L’objectif de la réunion était d’examiner les résultats obtenus au cours de la campagne 2021-2022  et les différents plans  des régions pour la campagne 2022-2023 afin de s’assurer de  la bonne exécution de toutes les opérations.

Dans son discours d’ouverture, le Secrétaire général adjoint du Ministère de l’élevage a rappelé qu’au Niger l’élevage demeure encore la composante  la plus dynamique  de l’économie nationale et porteur de croissance du secteur primaire avec une contribution des productions animales de plus de 11% à la constitution du produit intérieur Brut (PIB) et de 35% au PIB agricole, le plaçant au premier rang des recettes totales d’exportation des produits agro-sylvo-pastoraux.

Selon la Direction de la statistique et des technologies de l’information du Ministère de l’Élevage, le cheptel nigérien est estimé à près de 55 millions de têtes toutes espèces confondus soit 21 millions d’Unité Bétail Tropical en 2021. Avec ce potentiel  de bétails le Niger se présente comme un grand pays d’élevage avec des avantages comparatifs et constitue la seconde source de recettes d’exportation du Niger après les industries extractives a précisé le Secrétaire général du Ministère de l’élevage.
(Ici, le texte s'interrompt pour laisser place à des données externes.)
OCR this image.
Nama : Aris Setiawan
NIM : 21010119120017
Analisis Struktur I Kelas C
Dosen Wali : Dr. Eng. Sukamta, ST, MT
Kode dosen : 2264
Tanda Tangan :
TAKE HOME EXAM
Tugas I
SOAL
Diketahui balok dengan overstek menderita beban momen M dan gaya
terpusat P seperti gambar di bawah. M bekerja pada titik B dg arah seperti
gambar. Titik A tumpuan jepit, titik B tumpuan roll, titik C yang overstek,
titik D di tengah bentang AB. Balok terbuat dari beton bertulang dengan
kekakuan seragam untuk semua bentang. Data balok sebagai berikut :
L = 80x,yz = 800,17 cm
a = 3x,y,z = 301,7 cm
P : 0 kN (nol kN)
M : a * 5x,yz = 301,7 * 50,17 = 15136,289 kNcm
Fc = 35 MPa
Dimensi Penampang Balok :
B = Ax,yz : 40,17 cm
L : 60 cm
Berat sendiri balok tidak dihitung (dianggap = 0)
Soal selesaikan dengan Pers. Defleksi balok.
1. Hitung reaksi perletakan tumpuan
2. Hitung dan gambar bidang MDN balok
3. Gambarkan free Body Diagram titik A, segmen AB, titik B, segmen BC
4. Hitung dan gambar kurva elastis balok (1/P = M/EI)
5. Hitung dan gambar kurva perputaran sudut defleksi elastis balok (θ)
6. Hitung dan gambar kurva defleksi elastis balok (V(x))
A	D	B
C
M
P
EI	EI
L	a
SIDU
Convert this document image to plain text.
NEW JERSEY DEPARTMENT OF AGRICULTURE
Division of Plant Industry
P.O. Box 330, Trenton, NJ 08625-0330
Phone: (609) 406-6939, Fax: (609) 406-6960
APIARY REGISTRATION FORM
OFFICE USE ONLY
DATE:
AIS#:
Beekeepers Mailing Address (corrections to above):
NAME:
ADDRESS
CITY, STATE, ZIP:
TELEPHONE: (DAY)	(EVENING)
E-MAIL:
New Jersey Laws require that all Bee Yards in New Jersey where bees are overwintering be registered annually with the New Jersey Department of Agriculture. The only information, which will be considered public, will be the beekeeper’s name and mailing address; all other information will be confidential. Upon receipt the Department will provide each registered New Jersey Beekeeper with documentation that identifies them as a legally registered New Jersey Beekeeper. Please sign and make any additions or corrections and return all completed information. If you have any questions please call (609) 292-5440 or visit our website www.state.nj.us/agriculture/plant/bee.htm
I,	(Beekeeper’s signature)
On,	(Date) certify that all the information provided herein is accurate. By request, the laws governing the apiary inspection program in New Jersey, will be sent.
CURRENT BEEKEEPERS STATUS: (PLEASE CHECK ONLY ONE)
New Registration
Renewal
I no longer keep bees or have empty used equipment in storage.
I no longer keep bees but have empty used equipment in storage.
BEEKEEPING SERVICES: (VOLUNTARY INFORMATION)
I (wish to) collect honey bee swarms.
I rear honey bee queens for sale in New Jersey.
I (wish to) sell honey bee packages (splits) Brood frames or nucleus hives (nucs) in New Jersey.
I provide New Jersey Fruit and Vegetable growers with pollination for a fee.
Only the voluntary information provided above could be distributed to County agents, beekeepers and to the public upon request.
Le SG du Ministère de l’élevage d’ajouter que les maladies animales de par les pertes directe et indirecte qu’elles occasionnent entament la valeur des productions animales et peuvent avoir de graves conséquences socioéconomiques sur les populations. C’est pour toutes ces raisons que nous rendons, grâce à ALLAH, le Tout Puissant qui a bien voulu doter notre pays d’une stratégie nationale en matière de santé animale, basée sur l’organisation des campagnes de vaccination, mise en œuvre par le Ministère de l’Élevage avec l’appui des partenaires par le biais des services vétérinaires publics et privés a-t-il dit.

Le Secrétaire général du Ministère de l’élevage a souligné que la campagne de vaccination gratuite du cheptel contre les principales épizooties notamment la péripneumonie contagieuse bovine (PPCB), la Peste des petits ruminants (PPR) et pasteurellose Cameline, a permis à titre illustratif d’atteindre un taux de couverture vaccinale de 74,74% pour la PPCB, 79% pour la PPR et 51% pour la Pasteurellose des Camelins en 2021.

Pour sa part le Coordonnateur du Projet Régional d’Appui au Pastoralisme Phase 2 (PRAPS II) Dr Atté Issa a réitéré son engagement aux participants pour la réussite des campanes de vaccinations.  Puis d’ajouter, « Par rapport à l’évaluation des performances au niveau de la zone de CILSS et de la CEDEAO, le Niger est devant tous les pays et cela grâce à votre performance et à votre détermination sur le terrain pour qu’on ait toujours un bon chiffre de vaccination avec une bonne couverture immunitaire »

Auparavant le Directeur général des services vétérinaires a précisé que l’élevage au Sahel en général et au Niger en particulier  a une part très importante dans l’économie de tous les ménages. Et c’est pour ce faire que les pays du Sahel se sont engagés avec l’appui de leurs partenaires à lutter contre la PPR d’ici 2030 et la réduction de l’incidence de la PPCB d’ici 2030. Le Niger s’était déjà engagé à travers l’élaboration d’un plan national stratégique d’éradication de la PPR et d’un plan national stratégique  de contrôle de la PPCB. A travers, ces deux plans nationaux stratégiques aujourd’hui le Niger a un financement de presque 80% -a-t-il conclut.